No entanto, o fascismo – com sua tropa de choque, o macartismo – avança sobre o país, as perseguições a democratas, as provocações contra a URSS, o anti-comunismo mais alucinado e delirante. O medo, quase pânico, de que surja um novo Roosevelt, faz com que a reação aprove a limitação da reeleição a presidente, agora restrita a um único outro mandato. Os sindicatos são manietados e os movimentos dos trabalhadores praticamente proibidos pelo Taft–Hartley Act, apesar do veto, derrubado no Congresso, de Truman. Os processos, prisões e condenações – inclusive à morte - por alegada “espionagem” ou alegada “traição” são desencadeados contra as forças mais progressistas da sociedade norte-americana.
Em 1954, outra vez os monopólios, com Eisenhower, instalam-se diretamente no poder. A chantagem nuclear e as operações encobertas da CIA tornam-se os principais aspectos da política externa do país. Internamente, os EUA – e sobretudo o governo dos EUA – são dominados pelo que o próprio Eisenhower, ao se despedir da presidência, chamou de “complexo industrial-militar”.
KENNEDY
No entanto, a crise do final dos anos 50 faz com que, nas eleições de 1960, um democrata, John Kennedy, seja eleito. Durante dois anos, Kennedy lutará contra uma reação extremada a suas medidas. Todos os projetos que Kennedy envia ao Congresso são rejeitados. Por fim, antes que possa ser reeleito, com a perspectiva de uma mudança na correlação de forças no Congresso que realmente ocorreu, Kennedy é assassinado em novembro de 1963.
Os anos seguintes são de disputa intensa. O vice de Kennedy, Lyndon Johnson, afunda o país na agressão ao Vietnã, enquanto internamente, em meio a gigantescas manifestações populares, faz aprovar a Lei dos Direitos Civis, acabando com a discriminação política aos negros – e em 1964 vence o republicano Barry Goldwater, que sintetizou o seu programa de governo em “jogar uma bomba atômica no banheiro do Kremlin”.

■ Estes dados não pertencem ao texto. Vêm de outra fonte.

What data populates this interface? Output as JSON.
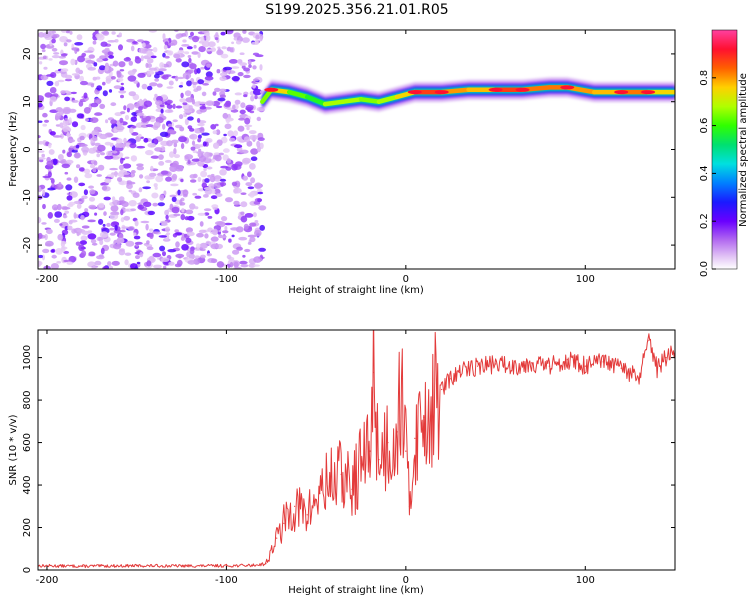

Porém, prosseguem os assassinatos de líderes populares: Malcom X é assassinado em 1965. Martin Luther King, em 1968. Em meio à impopularidade da Guerra do Vietnã, os republicanos retornaram ao poder com Nixon, mas isso somente aconteceu após o assassinato do candidato favorito às eleições de 1968, Robert Kennedy. Porém, Nixon, após uma reeleição estrondosa, é obrigado a renunciar para escapar do impeachment, no rastro do escândalo da espionagem sobre a sede do Partido Democrata, no edifício Watergate, em Washington.
REAÇÃO
Com Carter, os democratas chegam ao governo, mas, em 1980, após a eleição de Reagan, a reação estabelece outra vez seu domínio direto sobre o Estado. Reagan e os dois Bush – não por acaso o intervalo dos dois mandatos de Clinton foi de uma turbulência que por pouco não acaba na deposição do presidente – dispensam apresentações. Um historiador norte-americano descreveu esse período como “o mais reacionário da história dos EUA”.
É este período que a eleição de Obama encerra. Não por acaso, em meio à mais profunda crise da história do país – a mais profunda crise dos monopólios, especuladores e parasitas que infestaram os EUA e o mundo a partir de 1980. Uma crise tão violenta que abriu o caminho para um negro, de pai africano e criado na Indonésia pudesse ser presidente dos EUA, vencendo todas as restrições ao voto, todas as fraudes, todo o cortejo anti-democrático que acompanha, há muito, as eleições norte-americanas.